1. 1966 Fort Smith Open (Fort Smith, Arkansas)
2. 1970 Bellows-Valvair Open (Pittsburgh, Pennsylvania)
3. 1971 Winston-Salem Classic (Winston-Salem, North Carolina)
4. 1971 Fair Lanes Open (Springfield, Virginia)
5. 1971 Don Carter Classic (New Orleans, Louisiana)
6. 1971 Firestone Tournament of Champions (Akron, Ohio)
7. 1971 Houston-Sertoma Open (Houston, Texas)
8. 1972 Bellows-Valvair Open (Painesville, Ohio)
9. 1974 Brunswick World Open (Glendale Heights, Illinois)
10. 1977 BPAA U.S. Open (Greensboro, North Carolina)
11. 1978 Long Island Open (Garden City, New York)
12. 1979 Miller High Life Open (Milwaukee, Wisconsin)
13. 1979 Midas Golden Challenge (Palatine, Illinois)
14. 1980 PBA National Championship (Sterling Heights, Michigan)

==Personal==
Born in Brooklyn, New York, he now hails from Jackson Township, New Jersey. Starting in 1980, Petraglia had been a resident of Manalapan Township, New Jersey for more than three decades.

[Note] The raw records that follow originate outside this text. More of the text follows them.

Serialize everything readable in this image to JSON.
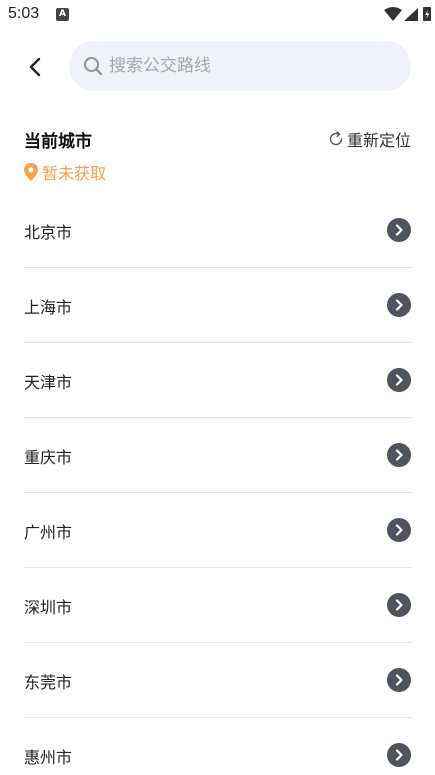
{
  "status_bar": {
    "time": "5:03",
    "notification_badge": "A"
  },
  "header": {
    "search_placeholder": "搜索公交路线"
  },
  "current_city": {
    "title": "当前城市",
    "relocate_label": "重新定位",
    "location_status": "暂未获取"
  },
  "colors": {
    "accent_orange": "#f5a04a",
    "search_bg": "#eff2f8",
    "arrow_bg": "#4f535c",
    "divider": "#e3e4e8"
  },
  "icons": {
    "back": "chevron-left-icon",
    "search": "search-icon",
    "relocate": "refresh-icon",
    "location": "map-pin-icon",
    "row_arrow": "chevron-right-circle-icon"
  },
  "cities": [
    {
      "name": "北京市"
    },
    {
      "name": "上海市"
    },
    {
      "name": "天津市"
    },
    {
      "name": "重庆市"
    },
    {
      "name": "广州市"
    },
    {
      "name": "深圳市"
    },
    {
      "name": "东莞市"
    },
    {
      "name": "惠州市"
    }
  ]
}
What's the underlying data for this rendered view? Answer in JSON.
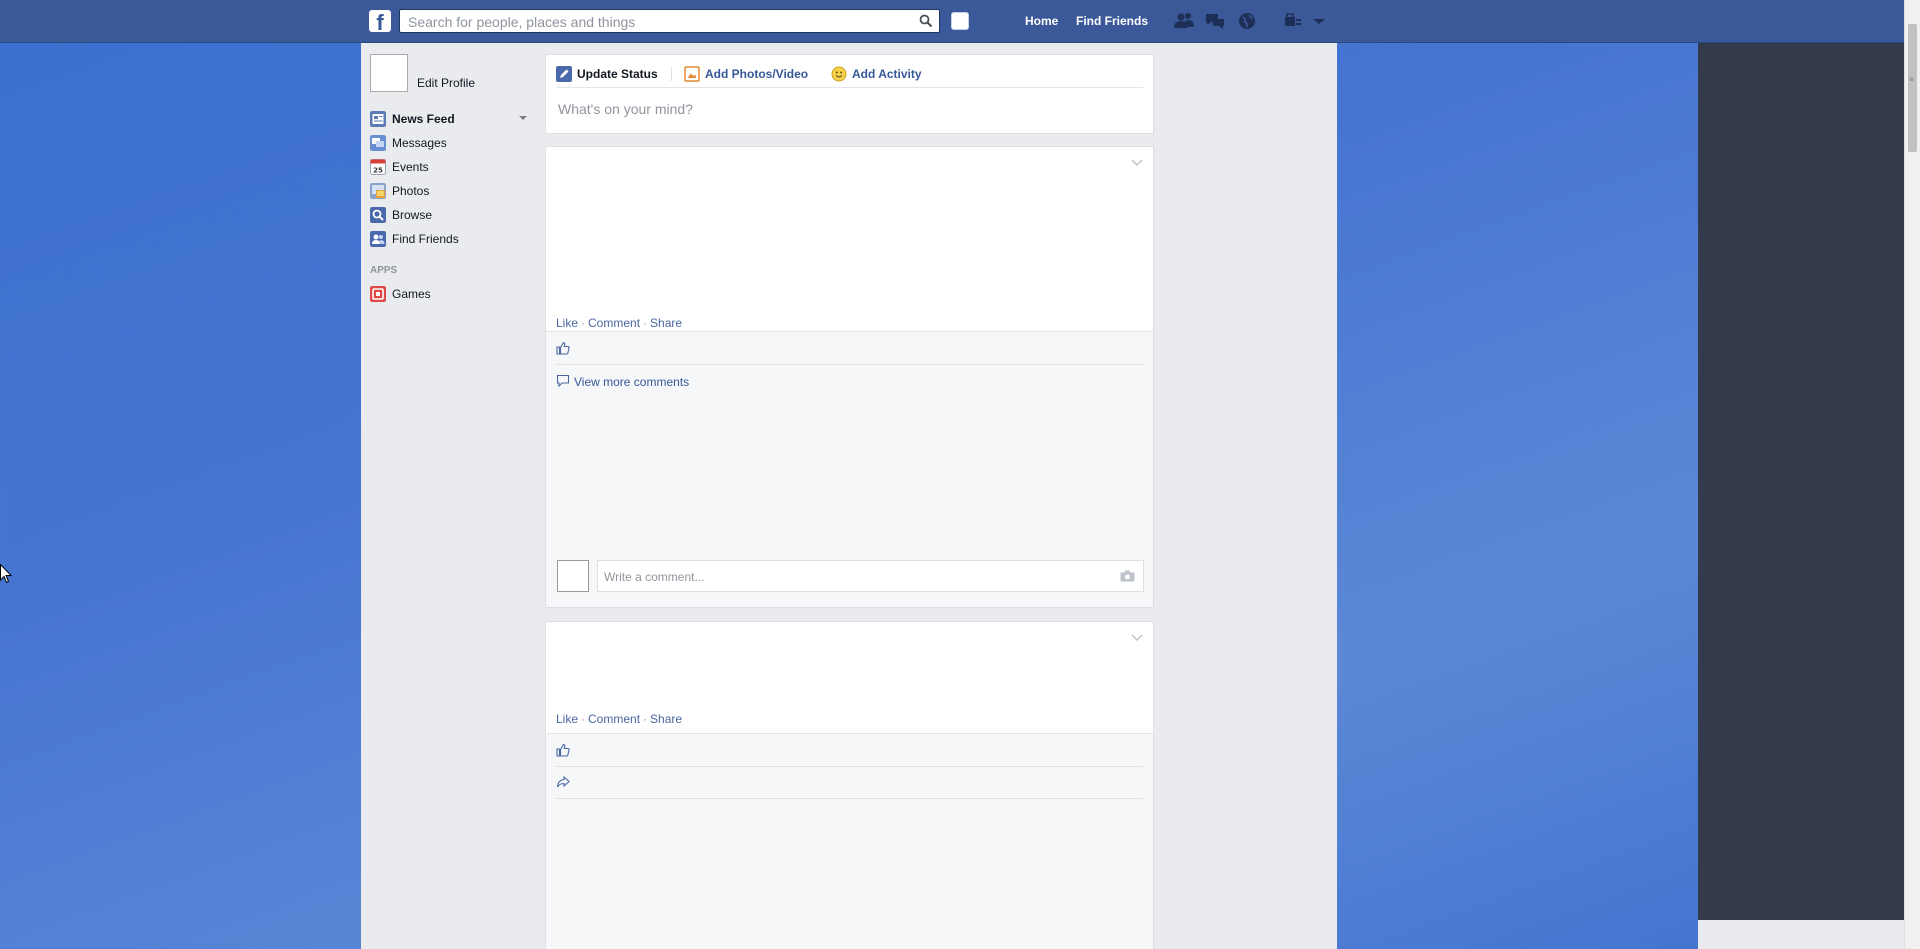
{
  "header": {
    "search_placeholder": "Search for people, places and things",
    "nav": [
      "Home",
      "Find Friends"
    ]
  },
  "left_nav": {
    "edit_profile": "Edit Profile",
    "items": [
      {
        "label": "News Feed",
        "icon": "news-feed-icon"
      },
      {
        "label": "Messages",
        "icon": "messages-icon"
      },
      {
        "label": "Events",
        "icon": "events-icon"
      },
      {
        "label": "Photos",
        "icon": "photos-icon"
      },
      {
        "label": "Browse",
        "icon": "browse-icon"
      },
      {
        "label": "Find Friends",
        "icon": "find-friends-icon"
      }
    ],
    "apps_heading": "APPS",
    "apps": [
      {
        "label": "Games",
        "icon": "games-icon"
      }
    ]
  },
  "composer": {
    "tabs": [
      "Update Status",
      "Add Photos/Video",
      "Add Activity"
    ],
    "placeholder": "What's on your mind?"
  },
  "post_actions": {
    "like": "Like",
    "comment": "Comment",
    "share": "Share"
  },
  "post1": {
    "view_more_comments": "View more comments",
    "comment_placeholder": "Write a comment..."
  },
  "colors": {
    "brand": "#3b5998",
    "link": "#365899",
    "page_bg": "#e9ebee",
    "dark_panel": "#323a4c"
  }
}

A veteran of the Vietnam War, Petraglia is an official spokesperson for the Bowlers to Veterans Link (BVL) charity. In 2023, he was awarded the PBA's Tony Reyes Community Service Award for his continued work with BVL.

==In the media==
In a sport where most bowlers frequently change equipment affiliations, Petraglia has remained associated with Brunswick Corporation since 1971. Numerous Brunswick bowling balls and other products have borne his name over the years, including the popular "Johnny Petraglia LT-48" ball from the late 1970s and 1980s that was brought back in a reactive form in recent years. There was also a recent PBA Tour stop named after him—The Johnny Petraglia Open in North Brunswick, NJ.

==Awards and recognition==
- Inducted into the PBA Hall of Fame in 1982
- Inducted into USBC Hall of Fame in May 2009
- Served three terms as PBA President (1979–80, 1989–90 and 1997–98)
- Was ranked #16 on the PBA's 2008 list of "50 Greatest Players of the Last 50 Years"
- One of eight players in history to earn the PBA career Triple Crown
- Only player to win three consecutive televised PBA Tour events (1971)
- Oldest player to roll a nationally televised 300 game in a PBA Tour event (1994, age 47)
- 2010 BPAA Dick Weber Bowling Ambassador Award winner
- 2023 PBA Tony Reyes Community Service Award winner

== Oil Pattern ==
The PBA introduced an oil pattern, "The Johnny Petraglia 46" named after the bowler. The pattern is 46 ft in length.